Cats are Outdoor Animals
As an author, I guess I’m supposed to love cats. However, had I not given birth to a bona fide cat person, I probably never would have had a cat of my own.
In my growing up years, cats were outdoor animals. This was especially true on my grandparents’ Kansas farm. Cats ran wild in the haymow to keep the mice population under control. I never remember being able to catch one. Nor did I particularly want to try. (I wasn’t into pain and their claws were like needles.)
Fast forward to when my daughter comes into my life and by the time she is three or four is dragging cats home that she finds in the neighborhood. “She doesn’t belong to anyone,” she would insist, holding a cat nearly as big as she was. “She was all by herself.”
I was mystified. Unlike me, she had absolutely no fear of claws.
Cats are Still Outdoor Animals
Upon our move to a rural area, I promised Rhonda she could have many cats. I was good to my word; and I learned how fast they could reproduce. Rhonda was in heaven. She was in fifth grade before I met another bona fide cat lover (an adult) and learned more about my daughter’s feline penchant. Her behavior began to make more sense to me. It was still a rule at our house that cats are outdoor animals.

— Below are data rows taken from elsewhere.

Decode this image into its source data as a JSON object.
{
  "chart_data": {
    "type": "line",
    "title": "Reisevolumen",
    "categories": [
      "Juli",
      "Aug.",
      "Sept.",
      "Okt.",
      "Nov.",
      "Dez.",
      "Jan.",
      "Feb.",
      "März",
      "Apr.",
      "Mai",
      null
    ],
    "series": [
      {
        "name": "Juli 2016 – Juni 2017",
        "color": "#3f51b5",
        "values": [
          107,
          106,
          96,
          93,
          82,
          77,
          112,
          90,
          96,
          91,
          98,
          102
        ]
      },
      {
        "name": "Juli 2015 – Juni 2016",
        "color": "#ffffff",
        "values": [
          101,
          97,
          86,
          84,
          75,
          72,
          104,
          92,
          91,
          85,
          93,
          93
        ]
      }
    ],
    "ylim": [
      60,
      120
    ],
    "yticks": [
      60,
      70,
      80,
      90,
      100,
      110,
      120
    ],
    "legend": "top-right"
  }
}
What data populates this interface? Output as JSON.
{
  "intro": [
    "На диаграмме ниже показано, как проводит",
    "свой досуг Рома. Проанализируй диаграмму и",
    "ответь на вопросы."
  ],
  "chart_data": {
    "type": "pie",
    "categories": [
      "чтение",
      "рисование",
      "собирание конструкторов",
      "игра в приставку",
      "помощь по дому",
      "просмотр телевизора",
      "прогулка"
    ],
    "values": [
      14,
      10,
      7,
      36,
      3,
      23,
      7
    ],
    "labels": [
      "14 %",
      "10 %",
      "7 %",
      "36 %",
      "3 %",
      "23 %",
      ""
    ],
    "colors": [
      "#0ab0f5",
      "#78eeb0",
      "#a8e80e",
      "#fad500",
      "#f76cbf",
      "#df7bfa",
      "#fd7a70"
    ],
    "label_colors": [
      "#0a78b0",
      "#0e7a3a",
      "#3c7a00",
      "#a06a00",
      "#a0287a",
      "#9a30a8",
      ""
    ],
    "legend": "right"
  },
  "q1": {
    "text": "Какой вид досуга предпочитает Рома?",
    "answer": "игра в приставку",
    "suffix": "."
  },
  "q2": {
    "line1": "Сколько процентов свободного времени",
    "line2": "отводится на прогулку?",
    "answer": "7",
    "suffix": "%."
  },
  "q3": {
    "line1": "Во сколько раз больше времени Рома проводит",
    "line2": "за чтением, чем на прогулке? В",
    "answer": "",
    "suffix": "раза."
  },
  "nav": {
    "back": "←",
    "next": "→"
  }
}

When a kitten got lost – or worse yet, got killed – the agony and the grief this girl endured was difficult for me to fathom. My mind kept saying, “It’s just a cat.” But I never uttered those words aloud. She was absolutely crazy about cats.
Now a House Cat
Another fast forward (to post-divorce days), Rhonda and I are living together – along with her cat. She is now in her mid-twenties and the older she got, the smaller the house became. Also I wasn’t too pleased about there being a house cat in my midst. Rhonda was getting antsy as well, ready to fly the coop.
“I can’t wait till she has a place of her own,” I would mutter to myself, “for her and for her cat.”
“Help Me Choose a Cat…”
The day came. Rhonda moved into her own apartment. I was free to spread my writing and research work throughout the entire house (it was a small house). One month after she moved, I called her and said (I am not making this up), “Rhonda, would you please go to the SPCA with me and help me choose a cat?”
After her laughter died down she said she would. Now all these years later, I have been through three cats and have loved each one of them. Not like Rhonda loves them, but still and yet, in my own way I love them. And now it’s never just a cat.
So now, thanks to my daughter, I can join the legions of authors who are noted for their devotion to their feline friends.